Kees Van Dongen : Fauve en cage
Le peintre Kees Van Dongen, qui fut très prisé par le grand galeriste montréalais Max Stern, est à l’affiche au Musée des beaux-arts. Une oeuvre très inégale.
La question mérite d’être posée: le peintre d’origine néerlandaise Kees Van Dongen (1877-1968) fut-il un grand artiste? À regarder cette première rétrospective d’envergure en Amérique du Nord, le visiteur risque de rester dans le doute.
Pourtant, cela démarre en lion. Dans la première salle, un Autoportrait en bleu de 1895 montre tout le culot que le jeune Van Dongen pouvait avoir. Il s’y représente comme une forme fantomatique très peu détaillée, un aplat de couleur qui est digne de certains tableaux de Munch. Par la suite, plusieurs toiles retiennent l’attention. Ici, des paysages très impressionnistes montrant le pont des Arts, Trouville… Là, un visage (intitulé Saïda) de 1913 qui est très proche de Matisse, tout comme cet Intérieur à la porte jaune de 1912 (qui fait particulièrement penser au célèbre Atelier rouge de 1911 du même peintre français). On sent aussi d’autres liens, avec les symbolistes, les expressionnistes… Le problème réside justement dans la présence de liens trop marqués avec bien des artistes qui semblent avoir souvent fait mieux dans le genre. Certes, bien des créateurs ont changé de style dans leur carrière (Picasso est le plus connu). Van Dongen n’a malheureusement pas brillé dans toutes ses époques. À côté d’oeuvres réussies, il y a des tableaux très faibles. Les années 20 et 30 recèlent des créations mondaines très décoratives. Celui qui s’était dit anarchiste dans sa jeunesse, celui qui a participé au Salon de 1905, surnommé la "cage aux fauves" (selon l’expression du critique Vauxcelles), s’est bien embourgeoisé par la suite. Heureusement, le musée n’a pas inclus dans ce parcours les oeuvres médiocres de la fin de sa carrière (comme l’insignifiant portrait de Brigitte Bardot de 1954).

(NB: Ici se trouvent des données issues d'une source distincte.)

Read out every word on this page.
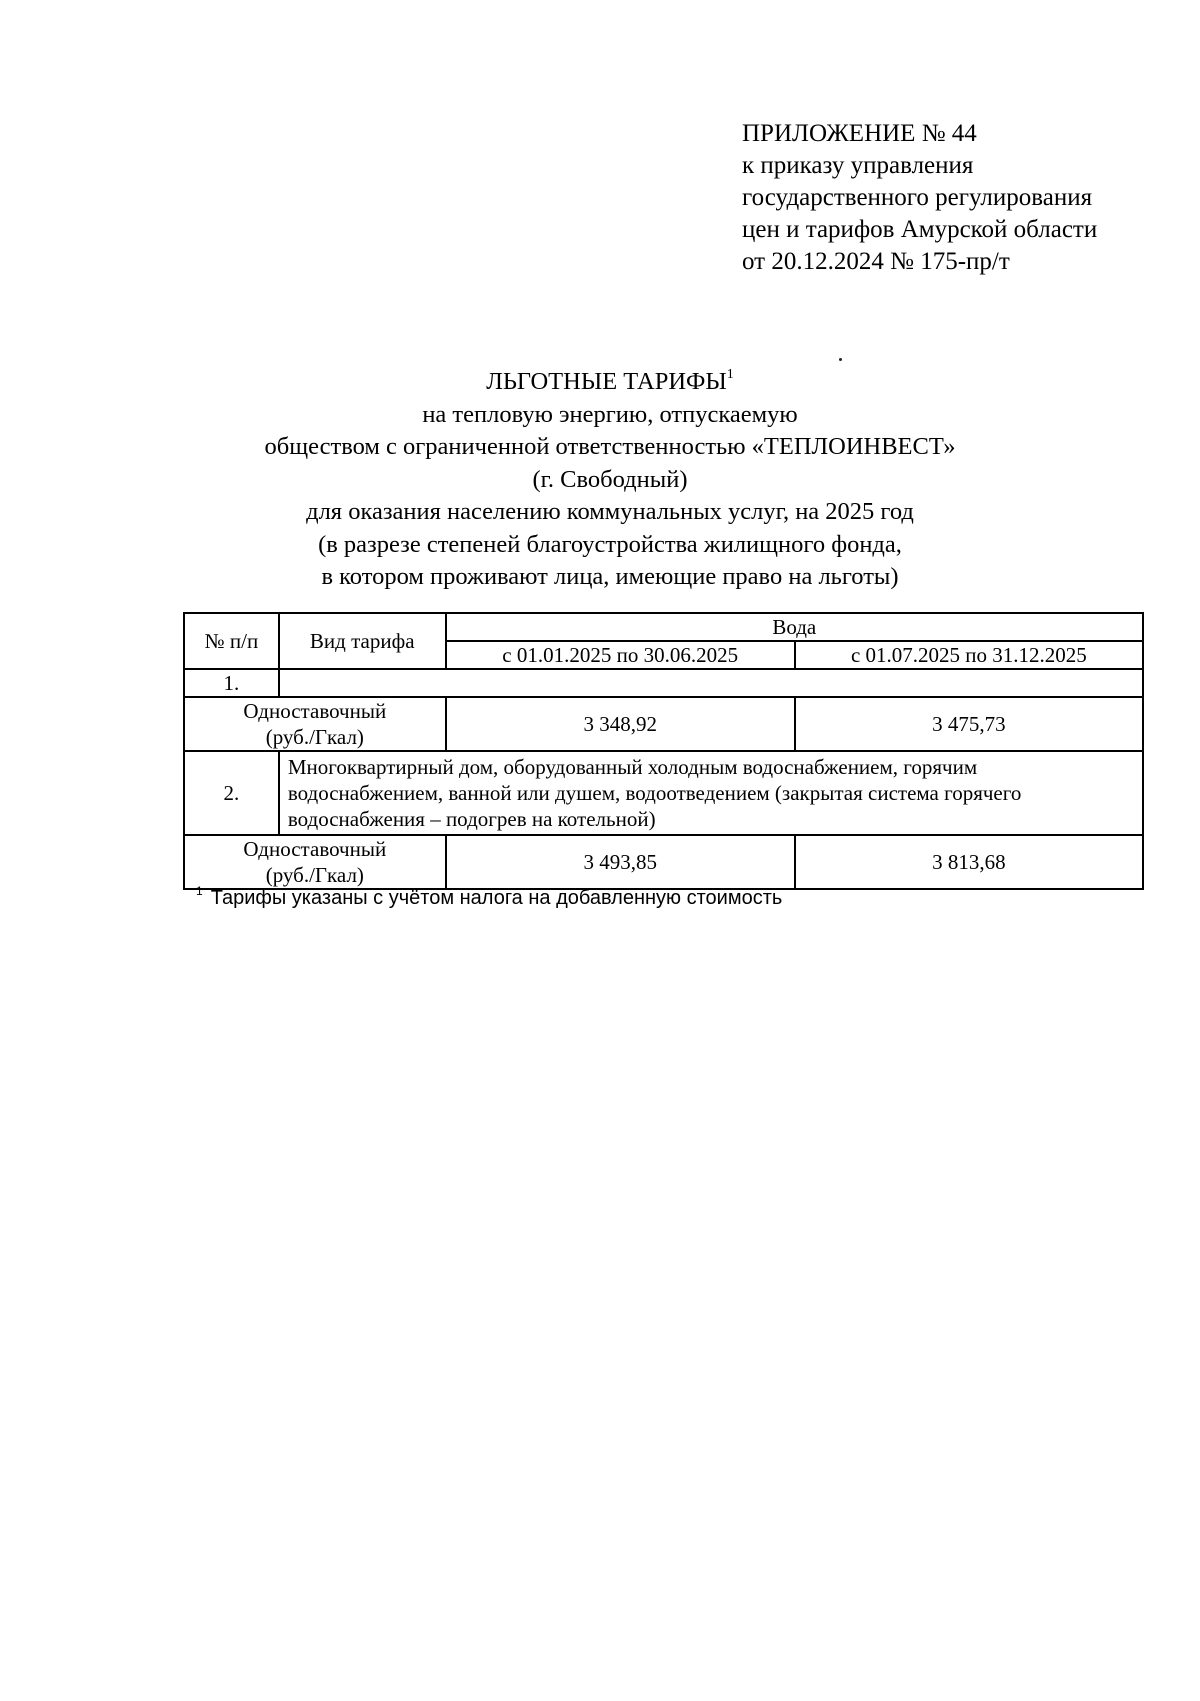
ПРИЛОЖЕНИЕ № 44
к приказу управления
государственного регулирования
цен и тарифов Амурской области
от 20.12.2024 № 175-пр/т
ЛЬГОТНЫЕ ТАРИФЫ$^1$
на тепловую энергию, отпускаемую
обществом с ограниченной ответственностью «ТЕПЛОИНВЕСТ»
(г. Свободный)
для оказания населению коммунальных услуг, на 2025 год
(в разрезе степеней благоустройства жилищного фонда,
в котором проживают лица, имеющие право на льготы)
№ п/п	Вид тарифа	Вода	
		с 01.01.2025 по 30.06.2025	с 01.07.2025 по 31.12.2025
1.			

Одноставочный
(руб./Гкал)		3 348,92	3 475,73
2.	Многоквартирный дом, оборудованный холодным водоснабжением, горячим водоснабжением, ванной или душем, водоотведением (закрытая система горячего водоснабжения – подогрев на котельной)		

Одноставочный
(руб./Гкал)		3 493,85	3 813,68
$^1$ Тарифы указаны с учётом налога на добавленную стоимость
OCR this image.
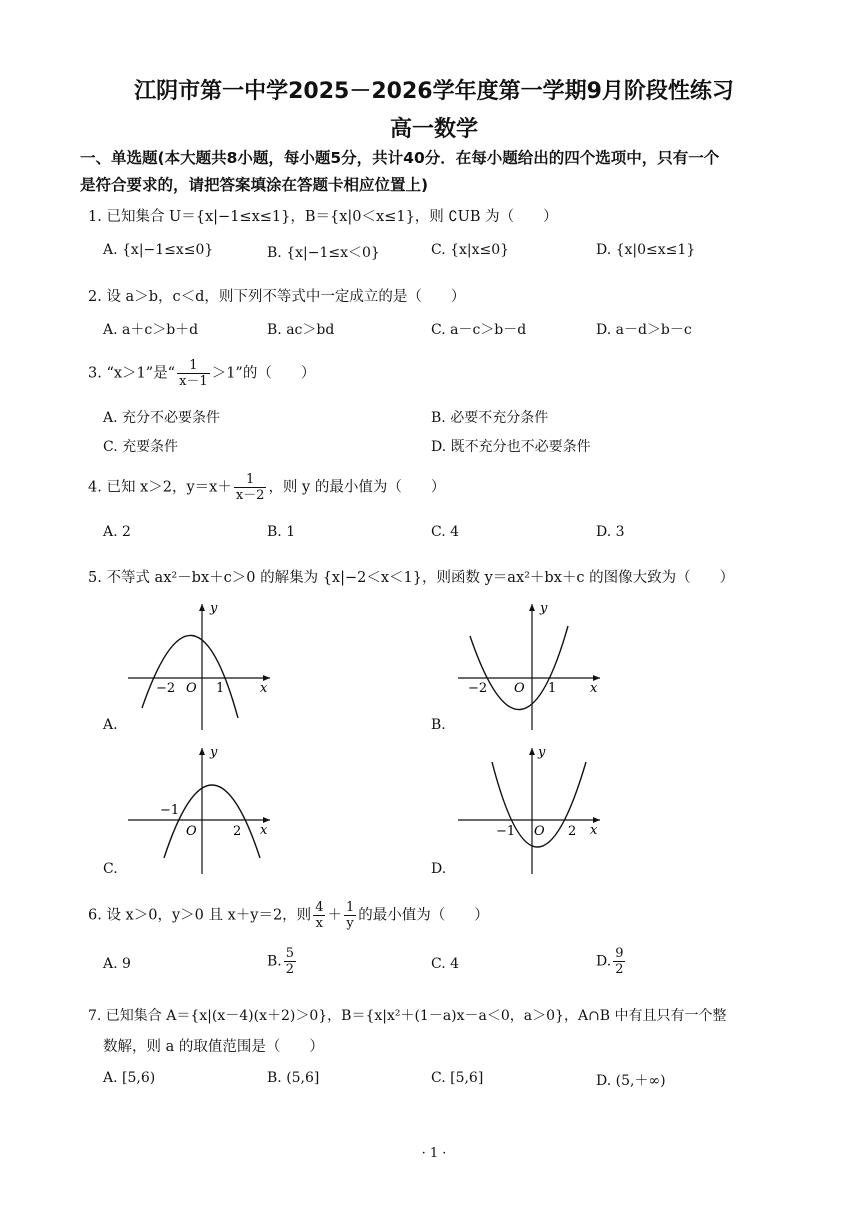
江阴市第一中学2025－2026学年度第一学期9月阶段性练习
高一数学
一、单选题(本大题共8小题，每小题5分，共计40分．在每小题给出的四个选项中，只有一个
是符合要求的，请把答案填涂在答题卡相应位置上)
1. 已知集合 U＝{x|−1≤x≤1}，B＝{x|0＜x≤1}，则 ∁UB 为（　　）
A. {x|−1≤x≤0}	B. {x|−1≤x＜0}	C. {x|x≤0}	D. {x|0≤x≤1}
2. 设 a＞b，c＜d，则下列不等式中一定成立的是（　　）
A. a＋c＞b＋d	B. ac＞bd	C. a－c＞b－d	D. a－d＞b－c
3. “x＞1”是“ $\frac{1}{x-1} >1$”的（　　）
A. 充分不必要条件	B. 必要不充分条件
C. 充要条件	D. 既不充分也不必要条件
4. 已知 x＞2，$y=x+ \frac{1}{x-2}$ ，则 y 的最小值为（　　）
A. 2	B. 1	C. 4	D. 3
5. 不等式 ax²－bx＋c＞0 的解集为 {x|−2＜x＜1}，则函数 y＝ax²＋bx＋c 的图像大致为（　　）
−2 O 1	x
y
A.
−2 O 1	x
y
B.
−1
O	2 x
y
C.
−1 O 2 x
y
D.
6. 设 x＞0，y＞0 且 x＋y＝2，则 $\frac{4}{x} + \frac{1}{y}$ 的最小值为（　　）
A. 9	B. $\frac{5}{2}$	C. 4	D. $\frac{9}{2}$
7. 已知集合 A＝{x|(x－4)(x＋2)＞0}，B＝{x|x²＋(1－a)x－a＜0，a＞0}，A∩B 中有且只有一个整
数解，则 a 的取值范围是（　　）
A. [5,6)	B. (5,6]	C. [5,6]	D. (5,＋∞)
· 1 ·
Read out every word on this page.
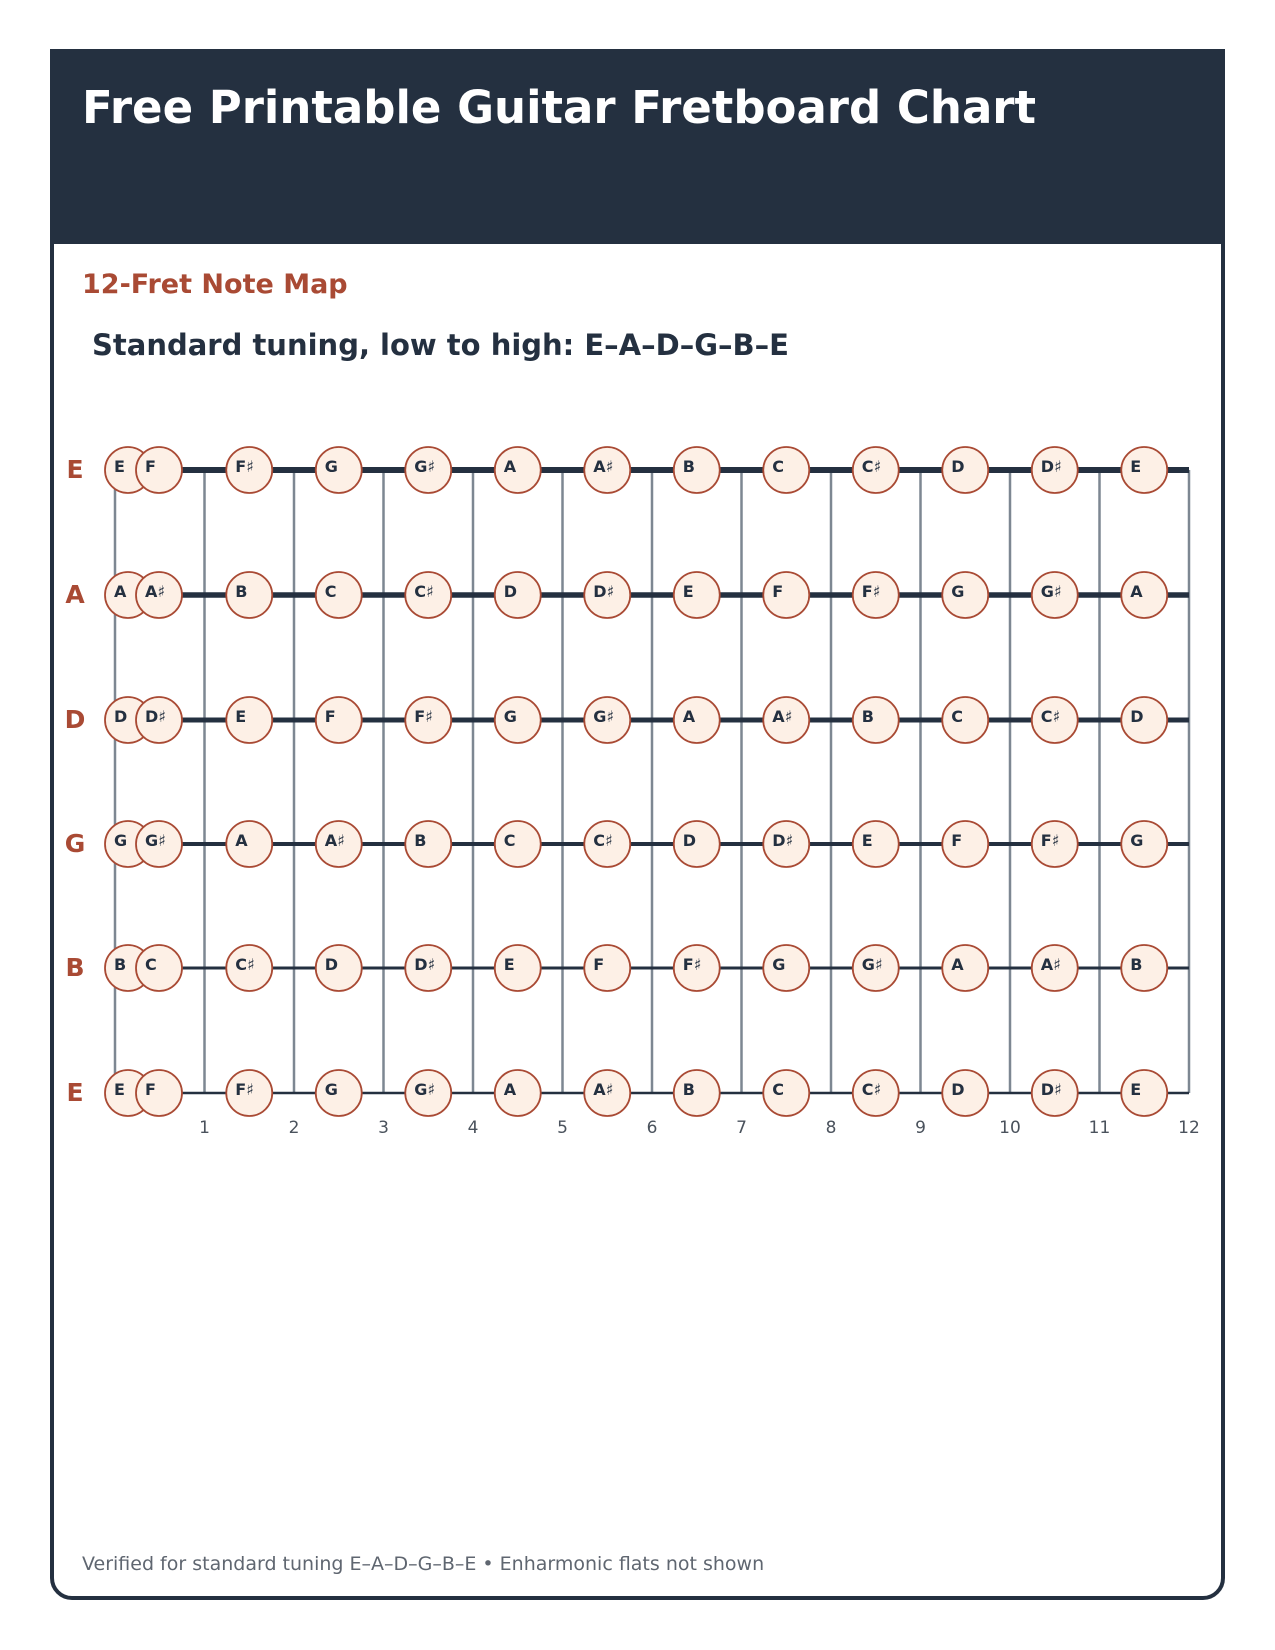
Free Printable Guitar Fretboard Chart
12-Fret Note Map

Standard tuning, low to high: E–A–D–G–B–E

Verified for standard tuning E–A–D–G–B–E • Enharmonic flats not shown

E
A
D
G
B
E
1	2	3	4	5	6	7	8	9	10	11	12
E F	F♯	G	G♯	A	A♯	B	C	C♯	D	D♯	E
A A♯	B	C	C♯	D	D♯	E	F	F♯	G	G♯	A
D D♯	E	F	F♯	G	G♯	A	A♯	B	C	C♯	D
G G♯	A	A♯	B	C	C♯	D	D♯	E	F	F♯	G
B C	C♯	D	D♯	E	F	F♯	G	G♯	A	A♯	B
E F	F♯	G	G♯	A	A♯	B	C	C♯	D	D♯	E
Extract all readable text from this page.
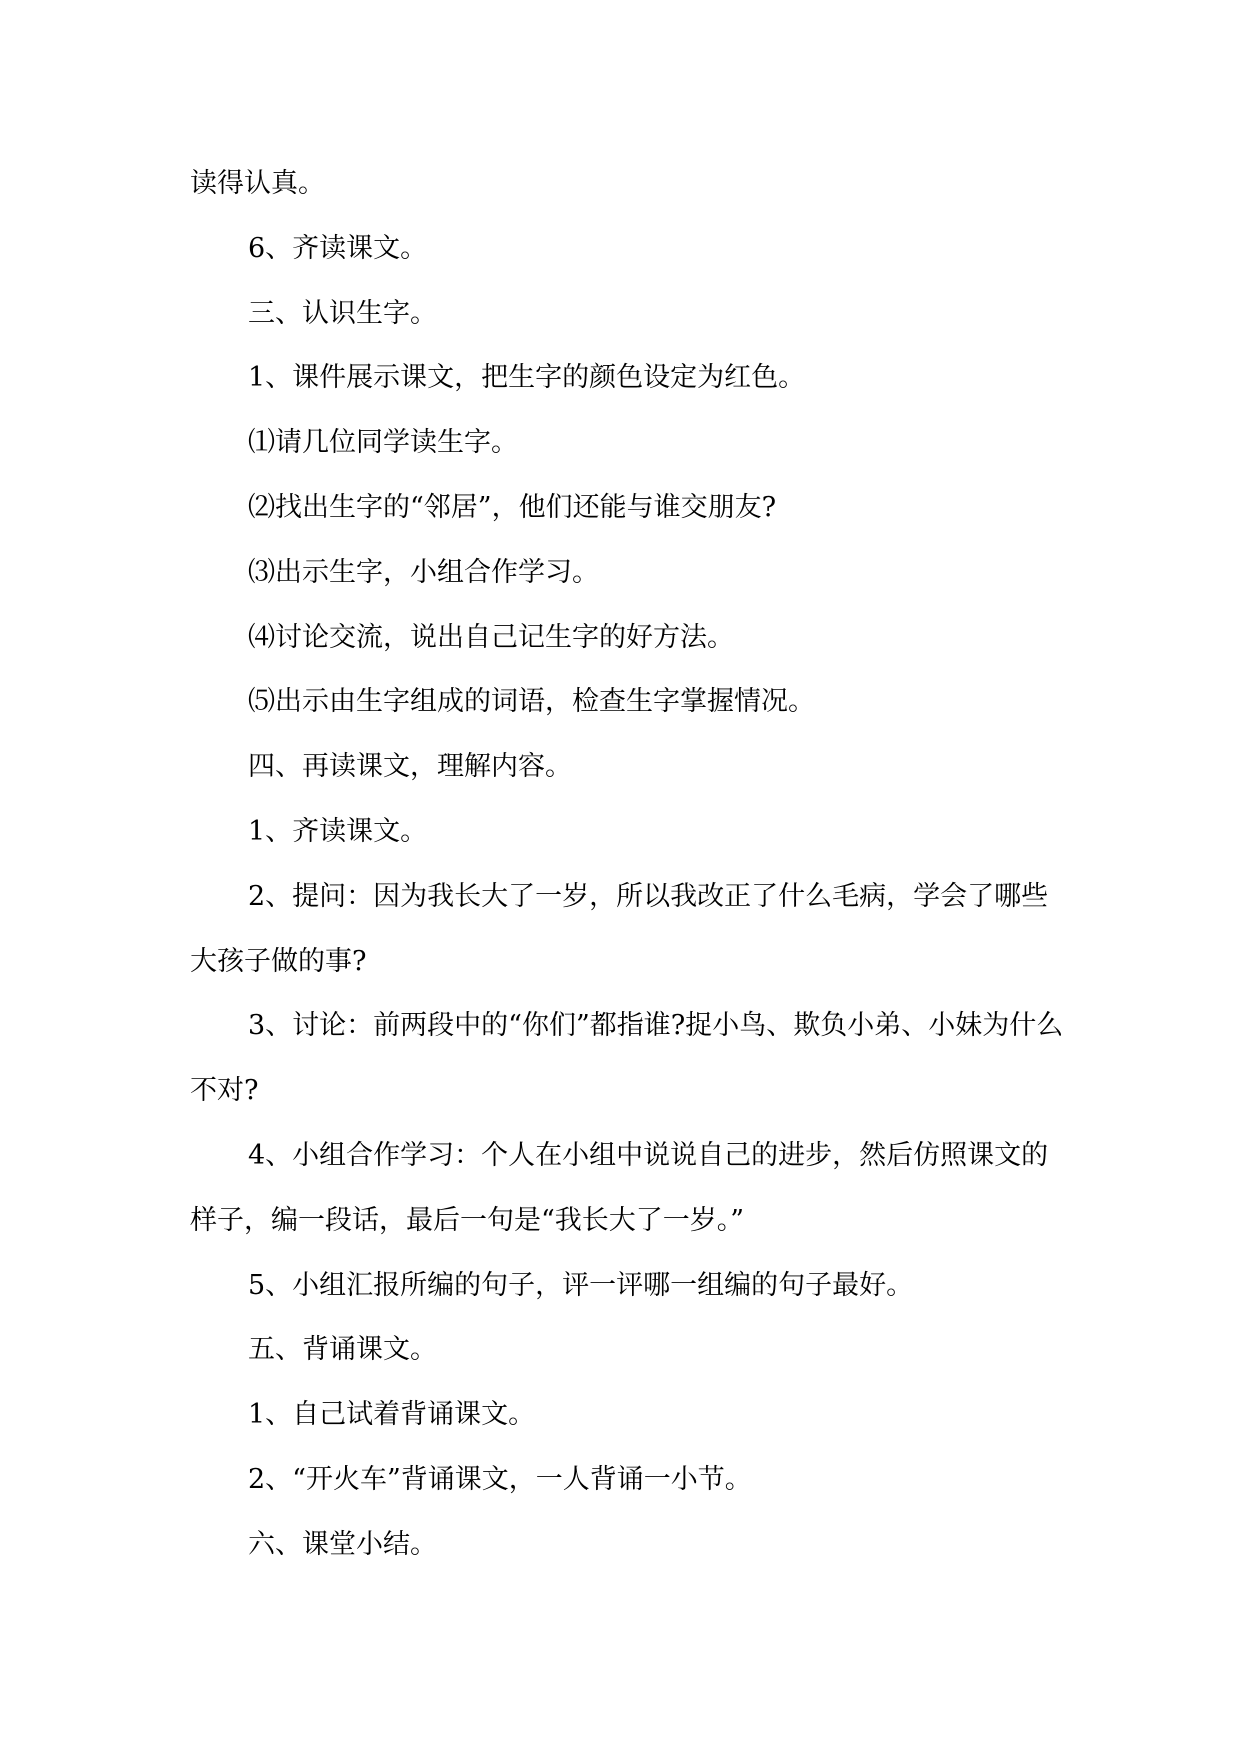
读得认真。

6、齐读课文。

三、认识生字。

1、课件展示课文，把生字的颜色设定为红色。

⑴请几位同学读生字。

⑵找出生字的“邻居”，他们还能与谁交朋友?

⑶出示生字，小组合作学习。

⑷讨论交流，说出自己记生字的好方法。

⑸出示由生字组成的词语，检查生字掌握情况。

四、再读课文，理解内容。

1、齐读课文。

2、提问：因为我长大了一岁，所以我改正了什么毛病，学会了哪些大孩子做的事?

3、讨论：前两段中的“你们”都指谁?捉小鸟、欺负小弟、小妹为什么不对?

4、小组合作学习：个人在小组中说说自己的进步，然后仿照课文的样子，编一段话，最后一句是“我长大了一岁。”

5、小组汇报所编的句子，评一评哪一组编的句子最好。

五、背诵课文。

1、自己试着背诵课文。

2、“开火车”背诵课文，一人背诵一小节。

六、课堂小结。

On regrettera cependant que quelques oeuvres n’aient pas fait le voyage depuis Monaco où cette expo était à l’affiche l’été dernier. C’est le cas de Boxing Exhibition avec Charley (1912) et de l’oeuvre intitulée Le Boniment, l’un des deux tableaux présentés par Van Dongen à l’expo fauve de 1905. L’autre, nommé Carrousel, présent au MBA, aurait d’ailleurs dû être clairement identifié comme ayant fait partie de cet événement historique… Voilà néanmoins une entreprise qui mérite d’être soulignée puisqu’elle a permis de constituer une étude et un catalogue approfondis sur ce peintre.
UNE MISE EN SCENE TROP SOUTENUE
Je ne suis en rien contre les dispositifs de présentation très construits où le commissaire de l’expo souligne son point de vue. Il n’y a jamais de présentation totalement neutre. Ce qui nous apparaît comme étant la convention a été un jour nouveauté surprenante. Néanmoins, il faut dire comment, ici, l’éclairage est trop souvent d’une intensité dérangeante, entourant d’un halo éblouissant les oeuvres. Les couleurs vives de Van Dongen pouvaient parler d’elles-mêmes. De plus, ce type d’éclairage projette souvent l’ombre du haut des cadres sur la toile… Je comprends qu’on ait voulu porter un éclairage nouveau sur l’oeuvre de Van Dongen, mais qu’on laisse donc les oeuvres nous éblouir (ou pas) avec leurs propres moyens.